3 Stocks Making a Bet on Nuclear Fusion - StockEarnings

3 Stocks Making a Bet on Nuclear Fusion That Can Make Big in 2026.

If 2025 is the year when nuclear energy stocks made a comeback, then 2026 and beyond may be a time to invest in nuclear fusion stocks. Analysts from McKinsey and Bloomberg project that the nuclear fusion market may exceed $1 trillion by 2050.

Before you decide to invest in this market, it’s important to know the what – and the when – that comes with this technology. Nuclear fusion is the process of fusing light atomic nuclear energy to release energy.
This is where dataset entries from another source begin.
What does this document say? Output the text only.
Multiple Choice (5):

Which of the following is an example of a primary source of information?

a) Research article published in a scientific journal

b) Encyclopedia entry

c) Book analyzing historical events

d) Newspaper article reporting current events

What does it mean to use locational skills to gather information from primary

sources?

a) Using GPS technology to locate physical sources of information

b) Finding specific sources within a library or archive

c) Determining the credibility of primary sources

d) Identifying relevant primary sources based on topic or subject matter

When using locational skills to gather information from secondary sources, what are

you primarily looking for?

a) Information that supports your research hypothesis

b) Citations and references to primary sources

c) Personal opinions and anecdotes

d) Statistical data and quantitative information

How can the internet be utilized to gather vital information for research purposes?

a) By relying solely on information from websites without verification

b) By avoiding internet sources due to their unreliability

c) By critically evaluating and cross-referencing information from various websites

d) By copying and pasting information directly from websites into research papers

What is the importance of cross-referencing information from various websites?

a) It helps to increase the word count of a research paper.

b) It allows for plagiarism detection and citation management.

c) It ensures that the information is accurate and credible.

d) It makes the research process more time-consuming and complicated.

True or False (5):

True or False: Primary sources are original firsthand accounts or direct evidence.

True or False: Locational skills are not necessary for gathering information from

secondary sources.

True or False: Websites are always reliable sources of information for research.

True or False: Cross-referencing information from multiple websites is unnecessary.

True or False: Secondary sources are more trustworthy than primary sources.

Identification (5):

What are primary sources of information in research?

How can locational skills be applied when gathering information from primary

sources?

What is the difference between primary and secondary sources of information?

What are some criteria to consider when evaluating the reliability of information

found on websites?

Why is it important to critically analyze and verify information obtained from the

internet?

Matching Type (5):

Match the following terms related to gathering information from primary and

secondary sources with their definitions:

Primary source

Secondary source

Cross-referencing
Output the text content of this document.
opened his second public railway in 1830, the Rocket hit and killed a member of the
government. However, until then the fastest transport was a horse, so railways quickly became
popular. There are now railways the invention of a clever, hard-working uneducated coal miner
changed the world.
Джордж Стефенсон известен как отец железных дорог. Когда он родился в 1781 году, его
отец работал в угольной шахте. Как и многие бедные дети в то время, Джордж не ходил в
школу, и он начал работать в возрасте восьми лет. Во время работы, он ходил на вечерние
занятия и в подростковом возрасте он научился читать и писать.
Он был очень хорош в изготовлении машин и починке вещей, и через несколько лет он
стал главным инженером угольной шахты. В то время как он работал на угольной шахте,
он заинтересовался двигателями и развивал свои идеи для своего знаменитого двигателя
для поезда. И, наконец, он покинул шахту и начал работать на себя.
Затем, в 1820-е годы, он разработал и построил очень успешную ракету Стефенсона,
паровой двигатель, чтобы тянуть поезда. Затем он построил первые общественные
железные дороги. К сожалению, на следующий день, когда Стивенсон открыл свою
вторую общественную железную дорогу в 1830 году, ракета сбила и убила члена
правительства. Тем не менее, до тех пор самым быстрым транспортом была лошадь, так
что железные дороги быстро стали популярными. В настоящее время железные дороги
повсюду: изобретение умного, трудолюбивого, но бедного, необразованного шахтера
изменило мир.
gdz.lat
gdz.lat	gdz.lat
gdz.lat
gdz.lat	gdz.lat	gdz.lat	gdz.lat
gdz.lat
There are key differences between nuclear fusion and nuclear fission, which is the technology used in today’s nuclear reactors:  

  • Produces virtually no long-lived radioactive waste
  • Emits no carbon
  • Uses abundant fuel sources such as hydrogen isotopes found in seawater

Like quantum computing, sustaining a fusion reaction requires extreme temperatures and pressures. However, while quantum computing requires subzero temperatures, nuclear fusion requires conditions that replicate those found inside the sun. 

That meant the technology was out of reach outside of theoretical experiments until earlier this decade. In 2022, researchers at the U.S. Department of Energy’s Lawrence Livermore National Laboratory’s National Ignition Facility achieved the first successful ignition.

Since that point, billions of dollars are flowing into private startups. But we’re still at least a decade or two away from commercialization. 

However, there’s promising news for retail investors. There are a number of publicly traded companies making significant investments in nuclear fusion. This creates an opportunity to invest in large-cap companies with balance sheets big enough to make bets on this nascent technology, and shield investors from the risk that comes from startups that may never go public, or may go bankrupt. 

Chevron: Energy Transition Meets Next-Gen Power

Nuclear Fusion Stocks - StockEarnings

Chevron Corp. (NYSE: CVX) is best known as a leading integrated oil company with a large footprint in the coveted Permian basin. It will still be several decades before the world is weaned from fossil fuels, if in fact it ever happens. However, as current shareholders are aware, Chevron has been diversifying aggressively beyond oil and gas to hedge against a fossil-free future.

Through Chevron Technology Ventures, the company has invested in hydrogen, carbon capture, and geothermal technology. More recently, the company has backed nuclear fusion startups, such as Zap Energy, which is developing a “sheared-flow-stabilized” fusion reactor that doesn’t rely on magnets. 

One reason that CVX stock is attractive in this space is that it offers the opportunity for future growth with current income via a dividend that has a 4.43% yield. The company is also part of the exclusive Dividend Aristocrats, having increased its dividend payout for 38 consecutive years. 

It’s a heads you win, tails you still win scenario. If oil prices rise as expected to support the infrastructure buildout across the country, CVS stock will be an obvious winner. If nuclear fusion lives up to its promise, you’ll be positioned to capture some of that growth as well. And you get it all in a stock with a rock-solid balance sheet including a history of share buybacks. 

Microsoft: Fusion as the Future of Data Center Power

Microsoft Corp. (NASDAQ: MSFT) is one of the world’s largest hyperscalers relative to artfiicial intelligence (AI) and data centers. The company has pledged billions of dollars to support what is being termed as insatiable demand. 

But there’s a catch. All of this power requires a tremendous amount of energy. In face, the International Energy Association (IEA) predicts that data centers could consume up to 30% of U.S. electricity by 2030. That’s not sustainable for our power grid or consumers’ wallets.

That’s a key reason why Microsoft is investing in the nuclear fusion startup, Helion Energy. Microsoft has agreed to buy fusion-generated electricity from Helion as early as 2028. This is a bet on energy security and AI scalability. But for investors this is an opportunity for Microsoft to use clean, cheap power to press their advantage in the cloud and AI. 

MSFT stock trades at around $516 as of October 20. However, even without the potential benefits of nuclear fusion, analysts project the stock could climb above $600 or more in the next 12 to 18 months. 

Alphabet: Backing the Science Behind the Breakthroughs

Like Microsoft, Alphabet Inc. (NASDAQ: GOOGL) is also investing heavily into nuclear fusion startups. However, whereas Microsoft is investing in a commercialized future, Alphabet is investing to ensure that future can be achieved. 

Specifically, through its venture arm, Google Ventures, Alphabet is providing machine learning and plasma modeling tools to help startups – such as TAE Technologies and Commonwealth Fusion Systems accelerate fusion experiments. The company’s goal is to become an indispensable partner to other companies that are attempting to make this technology a reality.

At around $256 per share, GOOGL stock is up more than 35% in 2025 and it’s now trading above analysts’ consensus estimates. However, recent price targets put the stock at $300 or higher in the next 12 to 18 months. That doesn’t account for the company’s nuclear fusion investments, which it can afford due to its strong cash position.